Confucius a mis en branle le projet de la philosophie comme recherche et amour de la sagesse dans la Chine ancienne. Peu de temps après son décès, vers 500 avant notre ère, une variété d'enseignements philosophiques ont émergé, y compris ceux associés au taoïsme, au mohisme et au légalisme. Tant étaient les positions philosophiques que les commentateurs de l'époque notaient, avec hyperbole, qu'une "centaine d'écoles de pensée" était apparue. Chacun de ces nouveaux développements de la philosophie classique, qui est apparu de manière assez intéressante à peu près en même temps que les idées des philosophes grecs antiques, est apparu au moins en partie comme une critique pointue des idées associées à Confucius.

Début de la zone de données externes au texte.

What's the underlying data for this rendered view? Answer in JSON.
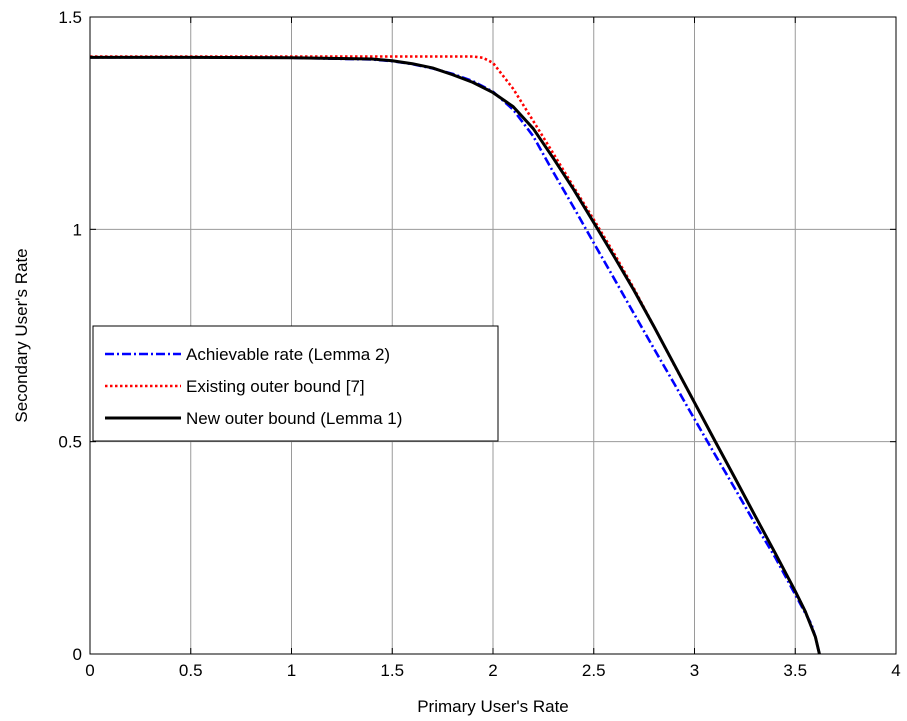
{
  "chart_data": {
    "type": "line",
    "title": "",
    "xlabel": "Primary User's Rate",
    "ylabel": "Secondary User's Rate",
    "xlim": [
      0,
      4
    ],
    "ylim": [
      0,
      1.5
    ],
    "xticks": [
      0,
      0.5,
      1,
      1.5,
      2,
      2.5,
      3,
      3.5,
      4
    ],
    "yticks": [
      0,
      0.5,
      1,
      1.5
    ],
    "xtick_labels": [
      "0",
      "0.5",
      "1",
      "1.5",
      "2",
      "2.5",
      "3",
      "3.5",
      "4"
    ],
    "ytick_labels": [
      "0",
      "0.5",
      "1",
      "1.5"
    ],
    "grid": true,
    "legend_position": "left",
    "series": [
      {
        "name": "Achievable rate (Lemma 2)",
        "color": "#0000ff",
        "dash": "dash-dot",
        "x": [
          0,
          0.5,
          1.0,
          1.4,
          1.5,
          1.6,
          1.7,
          1.8,
          1.9,
          2.0,
          2.1,
          2.2,
          2.3,
          2.4,
          2.5,
          2.6,
          2.7,
          2.8,
          2.9,
          3.0,
          3.1,
          3.2,
          3.3,
          3.4,
          3.5,
          3.58,
          3.6,
          3.62
        ],
        "y": [
          1.405,
          1.405,
          1.404,
          1.4,
          1.396,
          1.389,
          1.379,
          1.366,
          1.349,
          1.324,
          1.282,
          1.219,
          1.134,
          1.052,
          0.968,
          0.885,
          0.801,
          0.718,
          0.636,
          0.553,
          0.471,
          0.39,
          0.307,
          0.228,
          0.14,
          0.07,
          0.04,
          0.0
        ]
      },
      {
        "name": "Existing outer bound [7]",
        "color": "#ff0000",
        "dash": "dotted",
        "x": [
          0,
          0.5,
          1.0,
          1.5,
          1.9,
          1.95,
          2.0,
          2.1,
          2.2,
          2.3,
          2.4,
          2.5,
          2.6,
          2.7,
          2.8,
          2.9,
          3.0,
          3.1,
          3.2,
          3.3,
          3.4,
          3.5,
          3.55,
          3.6,
          3.62
        ],
        "y": [
          1.407,
          1.407,
          1.407,
          1.407,
          1.407,
          1.404,
          1.392,
          1.331,
          1.255,
          1.178,
          1.1,
          1.023,
          0.944,
          0.86,
          0.77,
          0.68,
          0.592,
          0.503,
          0.415,
          0.326,
          0.238,
          0.148,
          0.1,
          0.04,
          0.0
        ]
      },
      {
        "name": "New outer bound (Lemma 1)",
        "color": "#000000",
        "dash": "solid",
        "x": [
          0,
          0.5,
          1.0,
          1.4,
          1.5,
          1.6,
          1.7,
          1.8,
          1.9,
          2.0,
          2.1,
          2.2,
          2.3,
          2.4,
          2.5,
          2.6,
          2.7,
          2.8,
          2.9,
          3.0,
          3.1,
          3.2,
          3.3,
          3.4,
          3.5,
          3.55,
          3.6,
          3.62
        ],
        "y": [
          1.405,
          1.405,
          1.404,
          1.401,
          1.397,
          1.39,
          1.38,
          1.364,
          1.346,
          1.322,
          1.289,
          1.237,
          1.167,
          1.094,
          1.016,
          0.937,
          0.856,
          0.77,
          0.681,
          0.592,
          0.503,
          0.415,
          0.326,
          0.238,
          0.148,
          0.1,
          0.04,
          0.0
        ]
      }
    ]
  }
}
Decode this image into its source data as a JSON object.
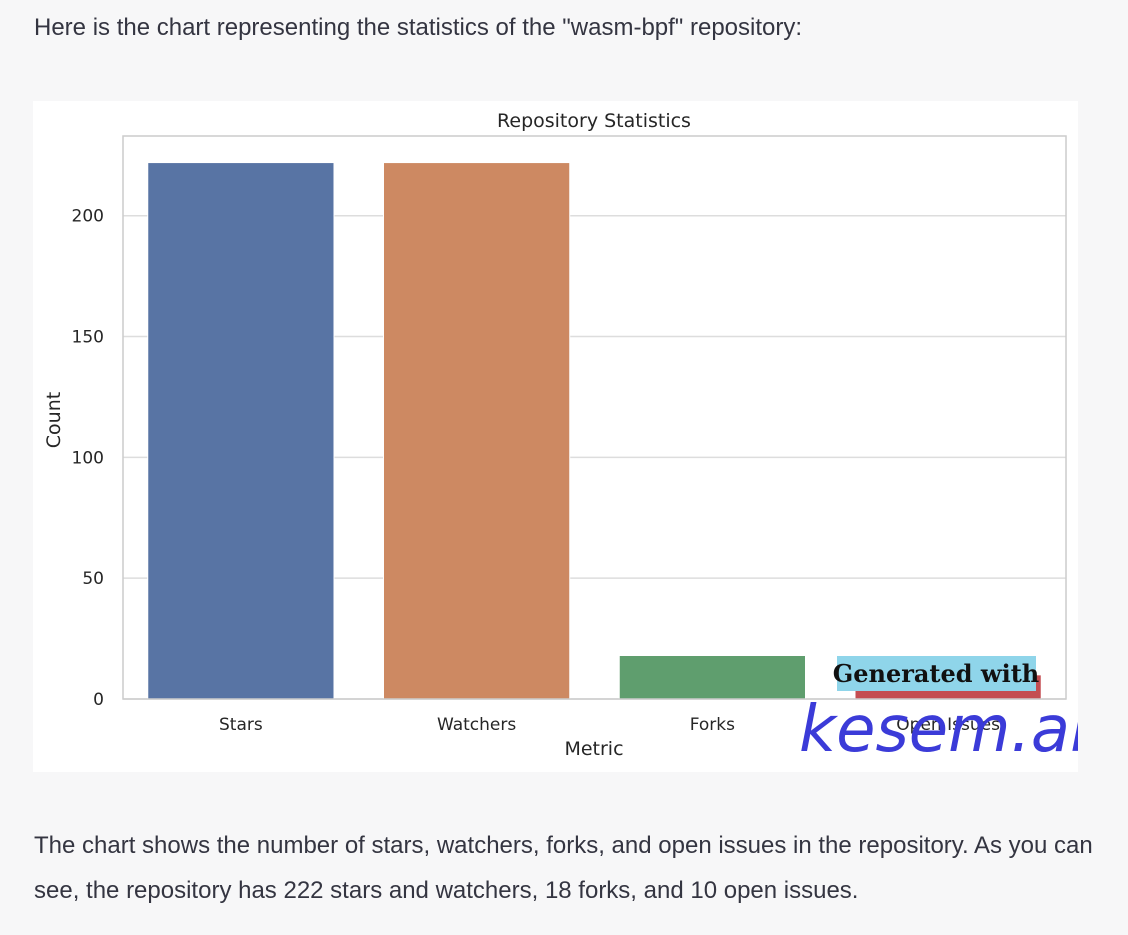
{
  "message": {
    "intro": "Here is the chart representing the statistics of the \"wasm-bpf\" repository:",
    "summary": "The chart shows the number of stars, watchers, forks, and open issues in the repository. As you can see, the repository has 222 stars and watchers, 18 forks, and 10 open issues."
  },
  "chart_data": {
    "type": "bar",
    "title": "Repository Statistics",
    "xlabel": "Metric",
    "ylabel": "Count",
    "categories": [
      "Stars",
      "Watchers",
      "Forks",
      "Open Issues"
    ],
    "values": [
      222,
      222,
      18,
      10
    ],
    "colors": [
      "#5874a4",
      "#cd8962",
      "#5f9e6e",
      "#c44e52"
    ],
    "ylim": [
      0,
      233
    ],
    "yticks": [
      0,
      50,
      100,
      150,
      200
    ],
    "grid": true,
    "legend": "none"
  },
  "watermark": {
    "line1": "Generated with",
    "line2": "kesem.ai"
  }
}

La notion philosophique la plus originale attribuée à Confucius est d'abord celle d'humanité (C : ren J : jin). Bien qu'il n'ait jamais été aussi clairement et concis expliqué qu'il a été discuté et exploré, le Entretiens suggère que la pratique de l'humanité consiste à ne pas traiter les autres d'une manière qu'on ne voudrait pas être traité. Sans surprise, cette notion a été caractérisée comme la « règle d'or » confucéenne et comparée également à l'impératif catégorique de Kant appelant les gens à agir selon des règles qu'ils seraient prêts à considérer comme des lois universelles. Les Entretiens place l'humanité au centre de sa philosophie morale, en la soulignant comme la notion éthique la plus universelle. Signe de cette nature par excellence, presque tous les penseurs de l'histoire de l'Asie de l'Est qui pouvaient de quelque manière que ce soit être considérés comme des « confucianistes » ont dû l'aborder dans leurs propres écrits.

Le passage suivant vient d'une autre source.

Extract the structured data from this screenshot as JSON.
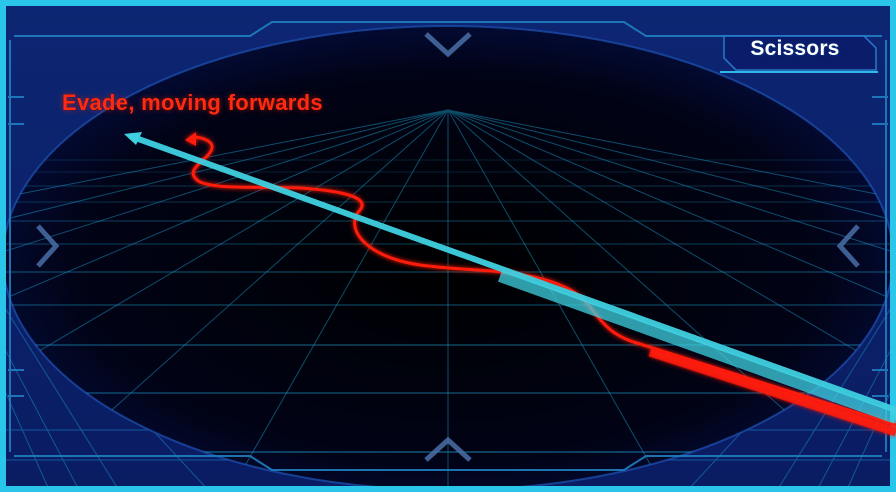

Tout aussi important dans le Entretiens est la notion de junzi (Japonais: kunshi), ou le &ldquoprince.» Le terme se réfère littéralement au &ldquoson d'un souverain,» mais le Entretiens souligne que quiconque se cultive dans la mesure où sa vertu est digne d'un prince est bien un &ldquoprince». En effet, en développant cette notion, le Entretiens exposait une perspective éthique par laquelle même les plus hauts niveaux de la hiérarchie socio-politique pouvaient être évalués de manière critique.

Politiquement, le Entretiens suggère que la règle par l'exemple moral est bien plus efficace que la règle par la loi et la menace de punition. Ce dernier pourrait susciter la conformité, mais pas un sens de la conscience morale. D'un autre côté, gouverner par la vertu n'engendre pas seulement la complaisance lorsque le pouvoir coercitif du dirigeant est manifeste, mais aussi lorsqu'il ne l'est pas. Confucius a également souligné l'importance primordiale de la langue et son utilisation correcte pour bien gouverner le royaume. Dans un passage, Confucius suggère que s'assurer que la langue et les mots sont utilisés correctement est la première étape vers un bon gouvernement (13/3). Sans nier l'importance de la règle par la loi, Confucius a rejeté le légalisme étroit d'esprit. À un moment donné, le Entretiens (13/18) dépeint même Confucius affirmant qu'il serait juste pour un père de cacher les crimes d'un fils plutôt que de le livrer aux autorités. Les Entretiens visait à peine à approuver l'évasion autant que la responsabilité des membres de la famille de prendre soin de leurs proches.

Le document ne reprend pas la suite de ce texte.